- Nickname: kayema
- Kamay Location within the state of Texas Kamay Kamay (the United States)
- Coordinates: 33°51′28″N 98°48′29″W﻿ / ﻿33.85778°N 98.80806°W
- Country: United States
- State: Texas
- County: Wichita
- Elevation: 1,033 ft (315 m)

Population (2000)
- • Total: 640
- Time zone: UTC-6 (Central (CST))
- • Summer (DST): UTC-5 (CDT)
- ZIP code: 76369

= Kamay, Texas =

Kamay (/ˈkeɪmeɪ/ KAY-may) is an unincorporated community in Wichita County, Texas, United States. It had an estimated population of 640 in 2000.

Kamay is part of the Wichita Falls, Texas Metropolitan Statistical Area.

==Geography==
Kamay is located on State Highway 258, 12 mi southwest of Wichita Falls in southwestern Wichita County. Its elevation is 1033 ft above sea level.

==History==
Development in the area began in 1912 when Joseph A. Kemp, W. Munger, and Reese S. Allen formed a land company that purchased 1000 acre of Wichita River valley land for resale. By the 1920s, investors had turned their attention to oil exploration and the K-M-A Oil Company was established. The name was formed from each of the three principals' last names.

The community that developed around the oil fields became known as Kemp City by 1928. Within ten years, more than 100 wells were operating in and around Kemp City. The community's name again changed in the 1930s. Texas already had a post office operating under the name Kemp (in Kaufman County), while using the initials K-M-A was deemed unacceptable. The name Kamay was chosen to solve the problem. Despite Kamay being the official name, Kemp City remained in use as well.
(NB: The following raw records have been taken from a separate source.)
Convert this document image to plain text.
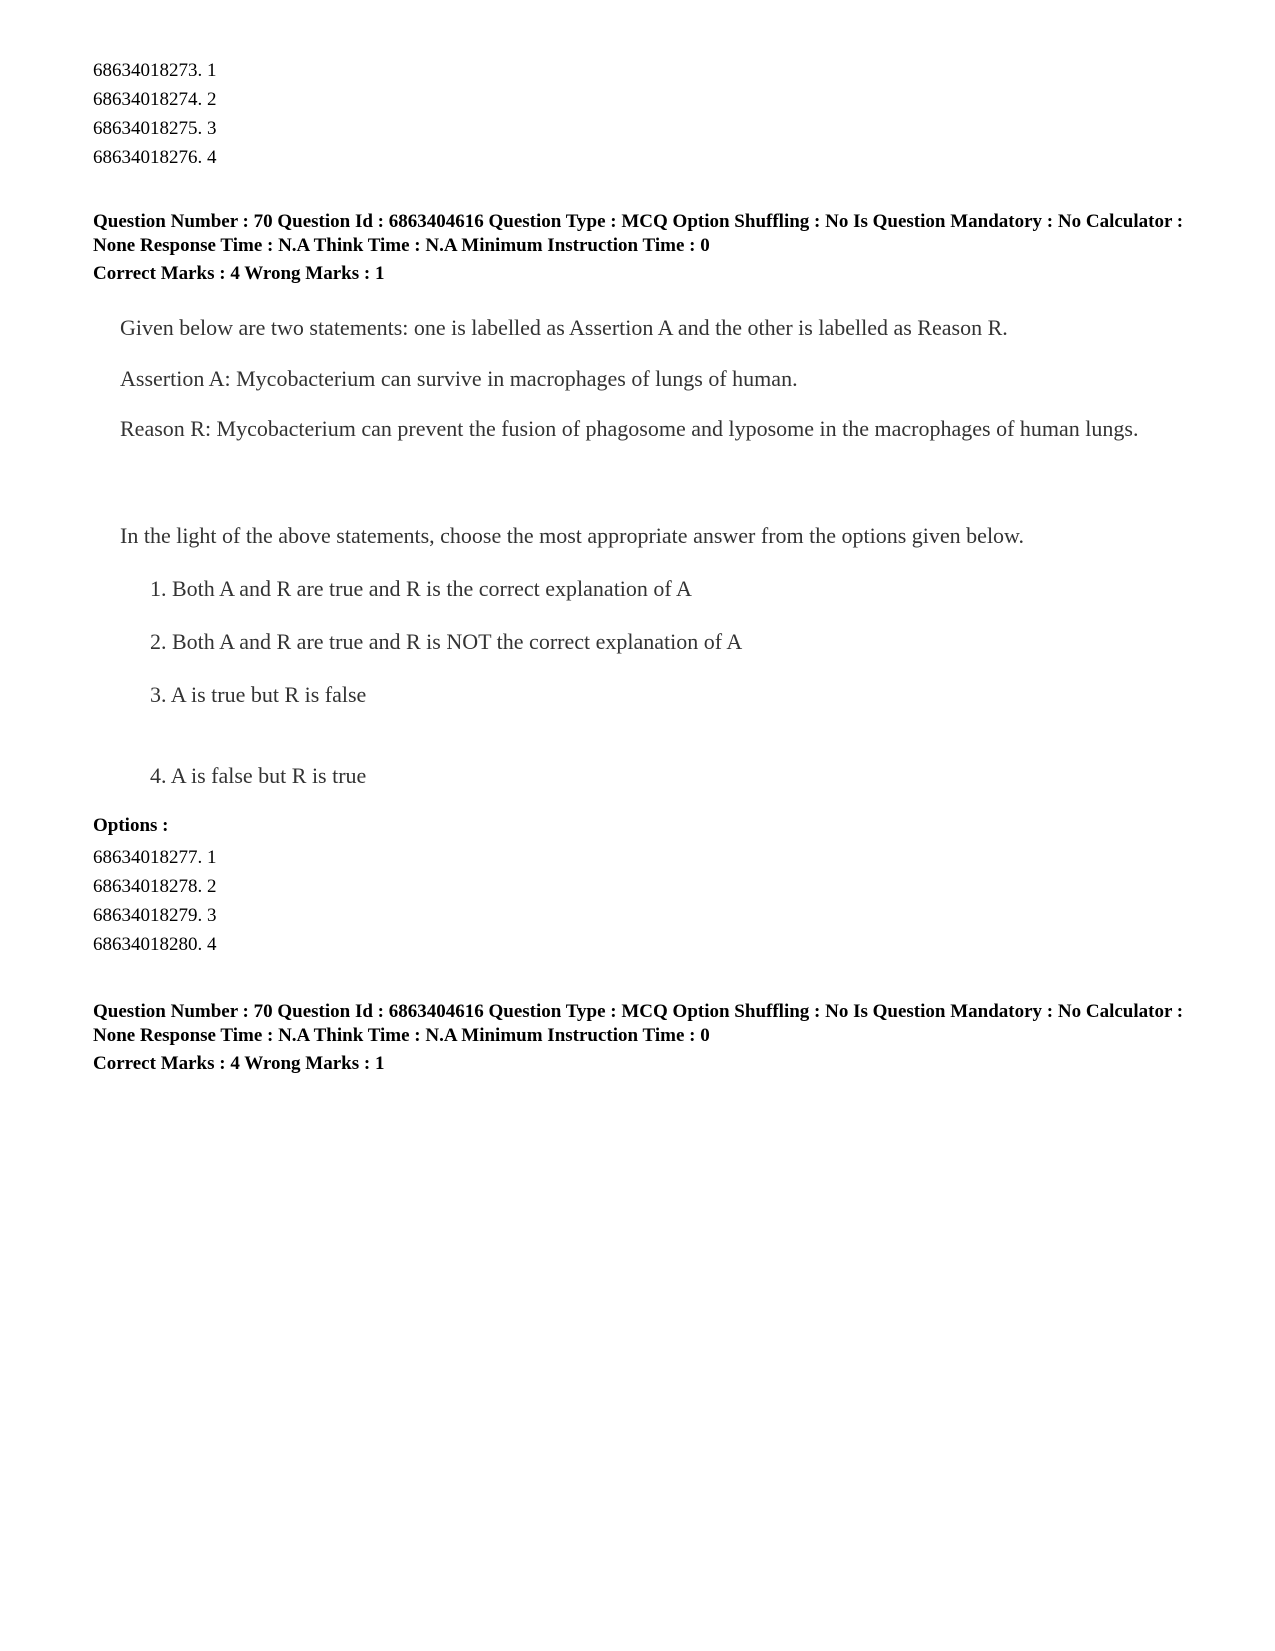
68634018273. 1
68634018274. 2
68634018275. 3
68634018276. 4
Question Number : 70 Question Id : 6863404616 Question Type : MCQ Option Shuffling : No Is Question Mandatory : No Calculator : None Response Time : N.A Think Time : N.A Minimum Instruction Time : 0
Correct Marks : 4 Wrong Marks : 1

Given below are two statements: one is labelled as Assertion A and the other is labelled as Reason R.

Assertion A: Mycobacterium can survive in macrophages of lungs of human.

Reason R: Mycobacterium can prevent the fusion of phagosome and lyposome in the macrophages of human lungs.

In the light of the above statements, choose the most appropriate answer from the options given below.

1. Both A and R are true and R is the correct explanation of A

2. Both A and R are true and R is NOT the correct explanation of A

3. A is true but R is false

4. A is false but R is true

Options :
68634018277. 1
68634018278. 2
68634018279. 3
68634018280. 4
Question Number : 70 Question Id : 6863404616 Question Type : MCQ Option Shuffling : No Is Question Mandatory : No Calculator : None Response Time : N.A Think Time : N.A Minimum Instruction Time : 0
Correct Marks : 4 Wrong Marks : 1
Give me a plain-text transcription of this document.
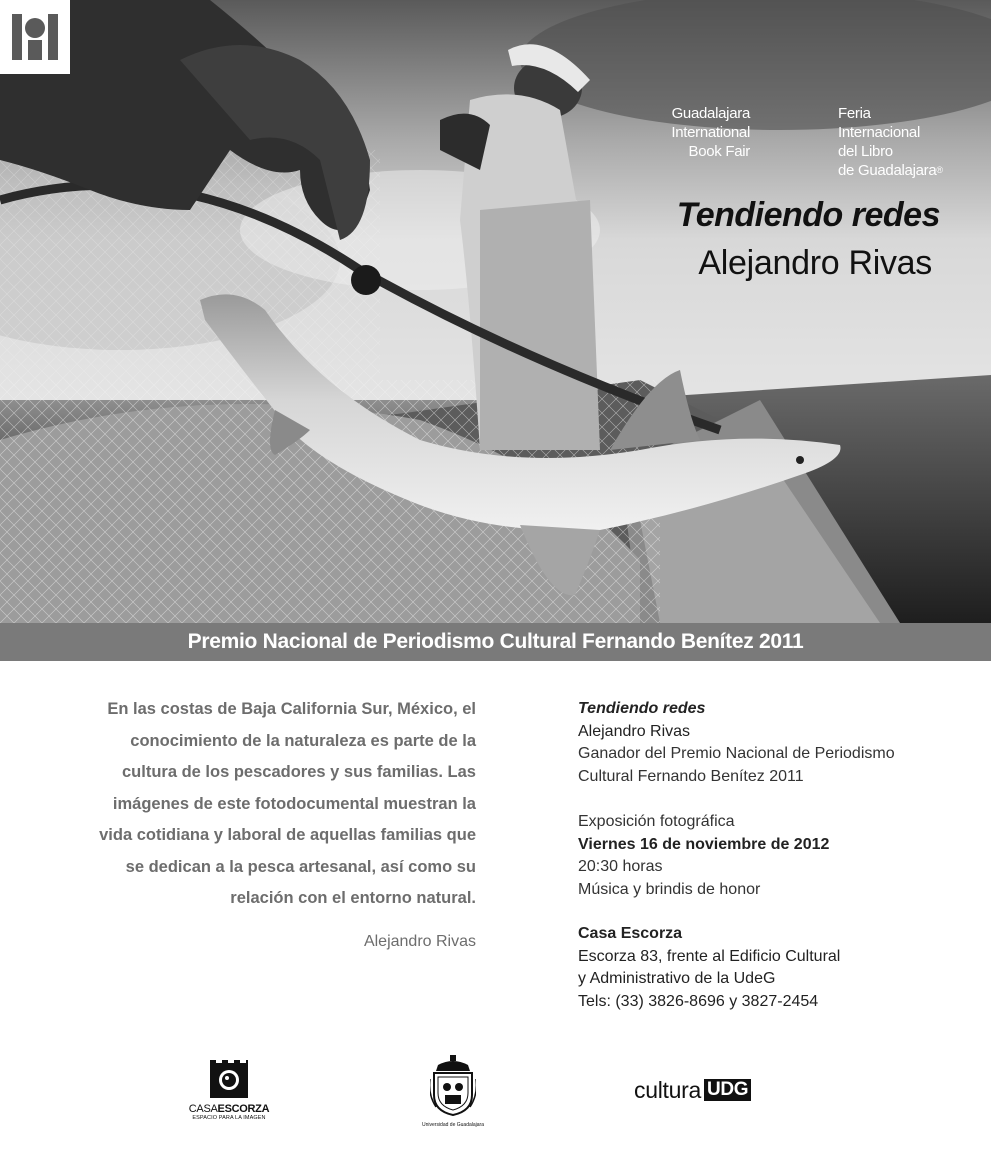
Guadalajara
International
Book Fair
Feria
Internacional
del Libro
de Guadalajara®
Tendiendo redes
Alejandro Rivas
Premio Nacional de Periodismo Cultural Fernando Benítez 2011
En las costas de Baja California Sur, México, el
conocimiento de la naturaleza es parte de la
cultura de los pescadores y sus familias. Las
imágenes de este fotodocumental muestran la
vida cotidiana y laboral de aquellas familias que
se dedican a la pesca artesanal, así como su
relación con el entorno natural.
Alejandro Rivas
Tendiendo redes
Alejandro Rivas
Ganador del Premio Nacional de Periodismo
Cultural Fernando Benítez 2011
Exposición fotográfica
Viernes 16 de noviembre de 2012
20:30 horas
Música y brindis de honor
Casa Escorza
Escorza 83, frente al Edificio Cultural
y Administrativo de la UdeG
Tels: (33) 3826-8696 y 3827-2454
CASAESCORZA
ESPACIO PARA LA IMAGEN
Universidad de Guadalajara
cultura UDG
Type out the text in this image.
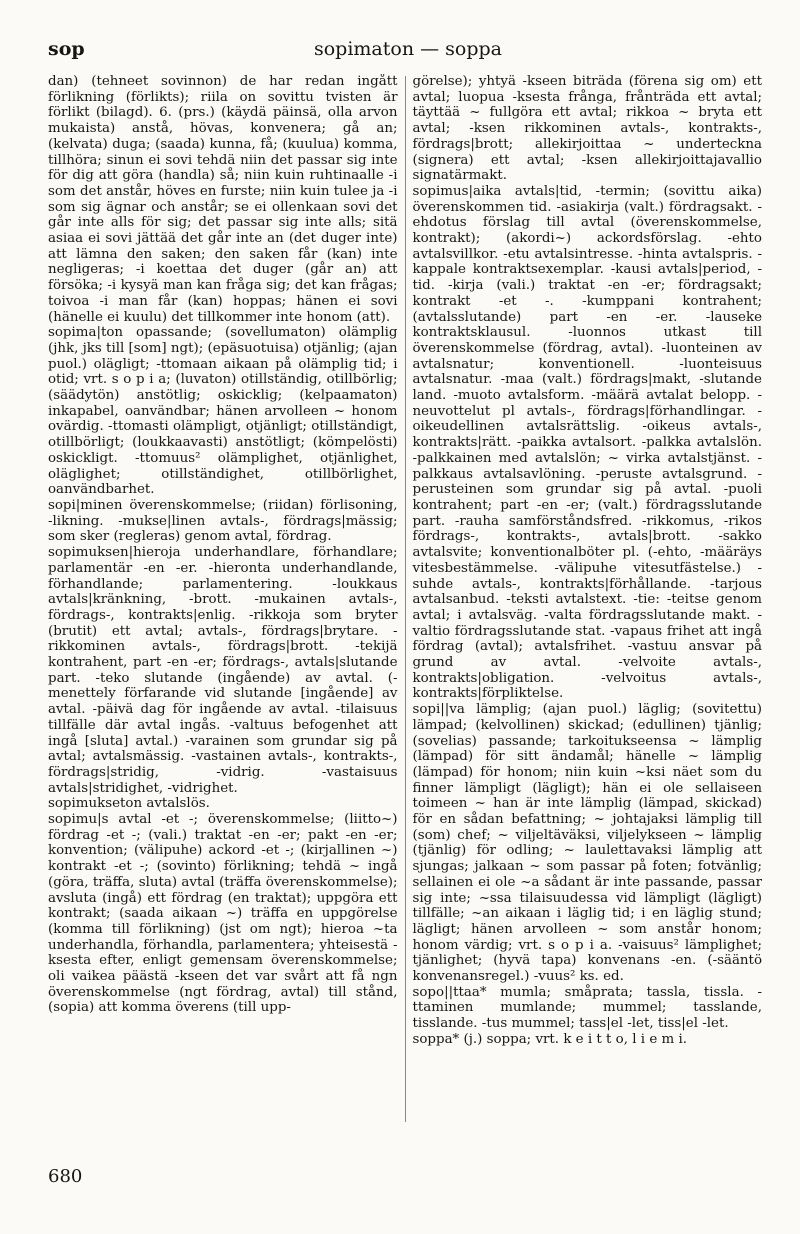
sop	sopimaton — soppa

dan) (tehneet sovinnon) de har redan ingått förlikning (förlikts); riila on sovittu tvisten är förlikt (bilagd). 6. (prs.) (käydä päinsä, olla arvon mukaista) anstå, hövas, konvenera; gå an; (kelvata) duga; (saada) kunna, få; (kuulua) komma, tillhöra; sinun ei sovi tehdä niin det passar sig inte för dig att göra (handla) så; niin kuin ruhtinaalle -i som det anstår, höves en furste; niin kuin tulee ja -i som sig ägnar och anstår; se ei ollenkaan sovi det går inte alls för sig; det passar sig inte alls; sitä asiaa ei sovi jättää det går inte an (det duger inte) att lämna den saken; den saken får (kan) inte negligeras; -i koettaa det duger (går an) att försöka; -i kysyä man kan fråga sig; det kan frågas; toivoa -i man får (kan) hoppas; hänen ei sovi (hänelle ei kuulu) det tillkommer inte honom (att).

sopima|ton opassande; (sovellumaton) olämplig (jhk, jks till [som] ngt); (epäsuotuisa) otjänlig; (ajan puol.) olägligt; -ttomaan aikaan på olämplig tid; i otid; vrt. s o p i a; (luvaton) otillständig, otillbörlig; (säädytön) anstötlig; oskicklig; (kelpaamaton) inkapabel, oanvändbar; hänen arvolleen ~ honom ovärdig. -ttomasti olämpligt, otjänligt; otillständigt, otillbörligt; (loukkaavasti) anstötligt; (kömpelösti) oskickligt. -ttomuus² olämplighet, otjänlighet, oläglighet; otillständighet, otillbörlighet, oanvändbarhet.

sopi|minen överenskommelse; (riidan) förlisoning, -likning. -mukse|linen avtals-, fördrags|mässig; som sker (regleras) genom avtal, fördrag.

sopimuksen|hieroja underhandlare, förhandlare; parlamentär -en -er. -hieronta underhandlande, förhandlande; parlamentering. -loukkaus avtals|kränkning, -brott. -mukainen avtals-, fördrags-, kontrakts|enlig. -rikkoja som bryter (brutit) ett avtal; avtals-, fördrags|brytare. -rikkominen avtals-, fördrags|brott. -tekijä kontrahent, part -en -er; fördrags-, avtals|slutande part. -teko slutande (ingående) av avtal. (-menettely förfarande vid slutande [ingående] av avtal. -päivä dag för ingående av avtal. -tilaisuus tillfälle där avtal ingås. -valtuus befogenhet att ingå [sluta] avtal.) -varainen som grundar sig på avtal; avtalsmässig. -vastainen avtals-, kontrakts-, fördrags|stridig, -vidrig. -vastaisuus avtals|stridighet, -vidrighet.

sopimukseton avtalslös.

sopimu|s avtal -et -; överenskommelse; (liitto~) fördrag -et -; (vali.) traktat -en -er; pakt -en -er; konvention; (välipuhe) ackord -et -; (kirjallinen ~) kontrakt -et -; (sovinto) förlikning; tehdä ~ ingå (göra, träffa, sluta) avtal (träffa överenskommelse); avsluta (ingå) ett fördrag (en traktat); uppgöra ett kontrakt; (saada aikaan ~) träffa en uppgörelse (komma till förlikning) (jst om ngt); hieroa ~ta underhandla, förhandla, parlamentera; yhteisestä -ksesta efter, enligt gemensam överenskommelse; oli vaikea päästä -kseen det var svårt att få ngn överenskommelse (ngt fördrag, avtal) till stånd, (sopia) att komma överens (till upp-

görelse); yhtyä -kseen biträda (förena sig om) ett avtal; luopua -ksesta frånga, frånträda ett avtal; täyttää ~ fullgöra ett avtal; rikkoa ~ bryta ett avtal; -ksen rikkominen avtals-, kontrakts-, fördrags|brott; allekirjoittaa ~ underteckna (signera) ett avtal; -ksen allekirjoittajavallio signatärmakt.

sopimus|aika avtals|tid, -termin; (sovittu aika) överenskommen tid. -asiakirja (valt.) fördragsakt. -ehdotus förslag till avtal (överenskommelse, kontrakt); (akordi~) ackordsförslag. -ehto avtalsvillkor. -etu avtalsintresse. -hinta avtalspris. -kappale kontraktsexemplar. -kausi avtals|period, -tid. -kirja (vali.) traktat -en -er; fördragsakt; kontrakt -et -. -kumppani kontrahent; (avtalsslutande) part -en -er. -lauseke kontraktsklausul. -luonnos utkast till överenskommelse (fördrag, avtal). -luonteinen av avtalsnatur; konventionell. -luonteisuus avtalsnatur. -maa (valt.) fördrags|makt, -slutande land. -muoto avtalsform. -määrä avtalat belopp. -neuvottelut pl avtals-, fördrags|förhandlingar. -oikeudellinen avtalsrättslig. -oikeus avtals-, kontrakts|rätt. -paikka avtalsort. -palkka avtalslön. -palkkainen med avtalslön; ~ virka avtalstjänst. -palkkaus avtalsavlöning. -peruste avtalsgrund. -perusteinen som grundar sig på avtal. -puoli kontrahent; part -en -er; (valt.) fördragsslutande part. -rauha samförståndsfred. -rikkomus, -rikos fördrags-, kontrakts-, avtals|brott. -sakko avtalsvite; konventionalböter pl. (-ehto, -määräys vitesbestämmelse. -välipuhe vitesutfästelse.) -suhde avtals-, kontrakts|förhållande. -tarjous avtalsanbud. -teksti avtalstext. -tie: -teitse genom avtal; i avtalsväg. -valta fördragsslutande makt. -valtio fördragsslutande stat. -vapaus frihet att ingå fördrag (avtal); avtalsfrihet. -vastuu ansvar på grund av avtal. -velvoite avtals-, kontrakts|obligation. -velvoitus avtals-, kontrakts|förpliktelse.

sopi||va lämplig; (ajan puol.) läglig; (sovitettu) lämpad; (kelvollinen) skickad; (edullinen) tjänlig; (sovelias) passande; tarkoitukseensa ~ lämplig (lämpad) för sitt ändamål; hänelle ~ lämplig (lämpad) för honom; niin kuin ~ksi näet som du finner lämpligt (lägligt); hän ei ole sellaiseen toimeen ~ han är inte lämplig (lämpad, skickad) för en sådan befattning; ~ johtajaksi lämplig till (som) chef; ~ viljeltäväksi, viljelykseen ~ lämplig (tjänlig) för odling; ~ laulettavaksi lämplig att sjungas; jalkaan ~ som passar på foten; fotvänlig; sellainen ei ole ~a sådant är inte passande, passar sig inte; ~ssa tilaisuudessa vid lämpligt (lägligt) tillfälle; ~an aikaan i läglig tid; i en läglig stund; lägligt; hänen arvolleen ~ som anstår honom; honom värdig; vrt. s o p i a. -vaisuus² lämplighet; tjänlighet; (hyvä tapa) konvenans -en. (-sääntö konvenansregel.) -vuus² ks. ed.

sopo||ttaa* mumla; småprata; tassla, tissla. -ttaminen mumlande; mummel; tasslande, tisslande. -tus mummel; tass|el -let, tiss|el -let.

soppa* (j.) soppa; vrt. k e i t t o, l i e m i.

680
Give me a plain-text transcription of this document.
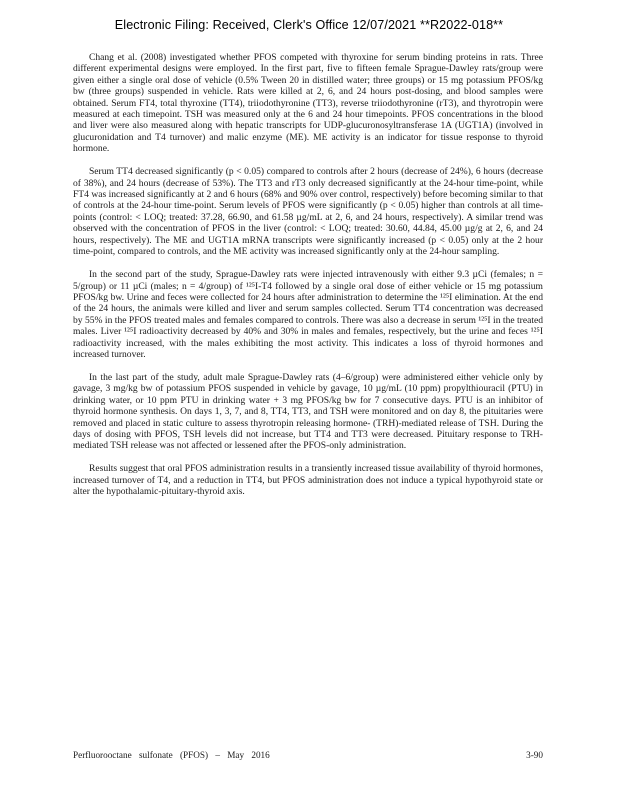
Electronic Filing: Received, Clerk's Office 12/07/2021 **R2022-018**

Chang et al. (2008) investigated whether PFOS competed with thyroxine for serum binding proteins in rats. Three different experimental designs were employed. In the first part, five to fifteen female Sprague-Dawley rats/group were given either a single oral dose of vehicle (0.5% Tween 20 in distilled water; three groups) or 15 mg potassium PFOS/kg bw (three groups) suspended in vehicle. Rats were killed at 2, 6, and 24 hours post-dosing, and blood samples were obtained. Serum FT4, total thyroxine (TT4), triiodothyronine (TT3), reverse triiodothyronine (rT3), and thyrotropin were measured at each timepoint. TSH was measured only at the 6 and 24 hour timepoints. PFOS concentrations in the blood and liver were also measured along with hepatic transcripts for UDP-glucuronosyltransferase 1A (UGT1A) (involved in glucuronidation and T4 turnover) and malic enzyme (ME). ME activity is an indicator for tissue response to thyroid hormone.

Serum TT4 decreased significantly (p < 0.05) compared to controls after 2 hours (decrease of 24%), 6 hours (decrease of 38%), and 24 hours (decrease of 53%). The TT3 and rT3 only decreased significantly at the 24-hour time-point, while FT4 was increased significantly at 2 and 6 hours (68% and 90% over control, respectively) before becoming similar to that of controls at the 24-hour time-point. Serum levels of PFOS were significantly (p < 0.05) higher than controls at all time-points (control: < LOQ; treated: 37.28, 66.90, and 61.58 µg/mL at 2, 6, and 24 hours, respectively). A similar trend was observed with the concentration of PFOS in the liver (control: < LOQ; treated: 30.60, 44.84, 45.00 µg/g at 2, 6, and 24 hours, respectively). The ME and UGT1A mRNA transcripts were significantly increased (p < 0.05) only at the 2 hour time-point, compared to controls, and the ME activity was increased significantly only at the 24-hour sampling.

In the second part of the study, Sprague-Dawley rats were injected intravenously with either 9.3 µCi (females; n = 5/group) or 11 µCi (males; n = 4/group) of ¹²⁵I-T4 followed by a single oral dose of either vehicle or 15 mg potassium PFOS/kg bw. Urine and feces were collected for 24 hours after administration to determine the ¹²⁵I elimination. At the end of the 24 hours, the animals were killed and liver and serum samples collected. Serum TT4 concentration was decreased by 55% in the PFOS treated males and females compared to controls. There was also a decrease in serum ¹²⁵I in the treated males. Liver ¹²⁵I radioactivity decreased by 40% and 30% in males and females, respectively, but the urine and feces ¹²⁵I radioactivity increased, with the males exhibiting the most activity. This indicates a loss of thyroid hormones and increased turnover.

In the last part of the study, adult male Sprague-Dawley rats (4–6/group) were administered either vehicle only by gavage, 3 mg/kg bw of potassium PFOS suspended in vehicle by gavage, 10 µg/mL (10 ppm) propylthiouracil (PTU) in drinking water, or 10 ppm PTU in drinking water + 3 mg PFOS/kg bw for 7 consecutive days. PTU is an inhibitor of thyroid hormone synthesis. On days 1, 3, 7, and 8, TT4, TT3, and TSH were monitored and on day 8, the pituitaries were removed and placed in static culture to assess thyrotropin releasing hormone- (TRH)-mediated release of TSH. During the days of dosing with PFOS, TSH levels did not increase, but TT4 and TT3 were decreased. Pituitary response to TRH-mediated TSH release was not affected or lessened after the PFOS-only administration.

Results suggest that oral PFOS administration results in a transiently increased tissue availability of thyroid hormones, increased turnover of T4, and a reduction in TT4, but PFOS administration does not induce a typical hypothyroid state or alter the hypothalamic-pituitary-thyroid axis.

Perfluorooctane sulfonate (PFOS) – May 2016	3-90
At its peak in the 1940s, Kamay had a population of around 700 and twenty-one businesses. There were twenty-seven businesses in Kamay by the mid-1950s. In 2000, the population had declined to approximately 640 with seven businesses operating in the community.

==Education==
The community of Kamay is part of the Iowa Park Consolidated Independent School District.